This weekend was perfect... lots of sleep, yoga, pilates, yoga, surfing, more sleep. I took a long hiatus from surfing, and looking back I can't really figure out why. Surfing has never been my forte, but I've always enjoyed it. There's something about dunking into the ocean that nothing else can replace. I won't let the ocean intimidate me forever.
There seems to be a transition coming in my life, and I can't help but to feel a slight depression about making this choice. My life has been good... so why would I risk changing it?

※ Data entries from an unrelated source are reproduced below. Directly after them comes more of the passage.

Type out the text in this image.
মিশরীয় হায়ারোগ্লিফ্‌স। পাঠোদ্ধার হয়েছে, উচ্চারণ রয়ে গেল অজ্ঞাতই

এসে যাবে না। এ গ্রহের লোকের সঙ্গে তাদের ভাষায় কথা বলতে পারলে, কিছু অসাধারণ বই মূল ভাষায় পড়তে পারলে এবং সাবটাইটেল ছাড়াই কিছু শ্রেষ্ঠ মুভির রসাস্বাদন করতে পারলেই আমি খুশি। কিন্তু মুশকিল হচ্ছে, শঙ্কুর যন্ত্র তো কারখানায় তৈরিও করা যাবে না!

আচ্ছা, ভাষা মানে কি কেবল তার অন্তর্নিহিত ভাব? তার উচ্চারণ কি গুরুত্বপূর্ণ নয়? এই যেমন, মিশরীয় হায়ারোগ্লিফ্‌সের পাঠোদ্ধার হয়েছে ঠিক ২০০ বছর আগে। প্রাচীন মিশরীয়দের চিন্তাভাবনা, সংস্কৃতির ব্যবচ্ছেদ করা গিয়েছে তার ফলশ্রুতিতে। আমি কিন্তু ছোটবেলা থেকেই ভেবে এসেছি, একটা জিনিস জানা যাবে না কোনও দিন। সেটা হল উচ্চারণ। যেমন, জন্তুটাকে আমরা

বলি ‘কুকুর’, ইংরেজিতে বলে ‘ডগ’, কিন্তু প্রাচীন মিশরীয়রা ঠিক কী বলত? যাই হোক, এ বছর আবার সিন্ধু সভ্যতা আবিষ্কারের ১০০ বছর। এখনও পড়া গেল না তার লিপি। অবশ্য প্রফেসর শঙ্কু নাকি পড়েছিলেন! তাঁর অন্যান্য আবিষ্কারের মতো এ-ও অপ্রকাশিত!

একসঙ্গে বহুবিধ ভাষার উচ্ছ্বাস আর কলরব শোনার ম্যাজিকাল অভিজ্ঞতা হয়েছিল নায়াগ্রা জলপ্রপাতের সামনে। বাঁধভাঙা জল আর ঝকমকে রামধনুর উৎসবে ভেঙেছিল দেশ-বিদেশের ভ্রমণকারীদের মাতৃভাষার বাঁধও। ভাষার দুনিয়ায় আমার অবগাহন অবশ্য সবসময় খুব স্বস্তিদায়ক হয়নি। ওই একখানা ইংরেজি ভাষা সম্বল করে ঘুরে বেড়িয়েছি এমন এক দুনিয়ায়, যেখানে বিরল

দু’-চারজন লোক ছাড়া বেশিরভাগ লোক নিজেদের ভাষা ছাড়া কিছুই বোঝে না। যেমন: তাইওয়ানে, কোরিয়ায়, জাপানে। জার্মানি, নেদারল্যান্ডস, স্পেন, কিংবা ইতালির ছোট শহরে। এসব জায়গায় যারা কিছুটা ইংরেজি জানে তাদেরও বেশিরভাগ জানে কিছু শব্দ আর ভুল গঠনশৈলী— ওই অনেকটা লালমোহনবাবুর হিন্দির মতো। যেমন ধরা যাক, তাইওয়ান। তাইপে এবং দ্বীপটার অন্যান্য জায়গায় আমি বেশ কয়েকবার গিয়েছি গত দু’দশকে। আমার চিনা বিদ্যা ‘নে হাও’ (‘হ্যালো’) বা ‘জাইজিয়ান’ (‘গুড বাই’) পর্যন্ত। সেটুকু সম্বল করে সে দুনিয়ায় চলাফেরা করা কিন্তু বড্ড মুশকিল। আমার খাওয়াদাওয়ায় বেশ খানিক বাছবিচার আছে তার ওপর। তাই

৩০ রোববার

Or does reaching beyond my comfort zone help me to grow in a new light?
I've been walking around on the verge of tears for a few days now, but have been unable to let them flow, perhaps because I don't understand why they want to.
Ray has been wonderful lately... always happy and supportive. It takes one hell of a man to keep me a float. He's not someone who looks good on paper... he hasn't spent his life making those kinds of accomplishments, but he lives life everyday just as he wishes... and for that I adore him.
We laid in the park yesterday and ate lunch. I had just done 6 hours of pilates, he'd just surfed. Tay played ball pretty hard... I stretched Ray's hamstrings and shoulders and played with a few handstands. Everything was as it should have been.
Life is floating by, and I'm ready for the next challenge.
Oh good news, my hips are finally opening a bit! A little more each day... inch by inch, or rather millimeter by millimeter.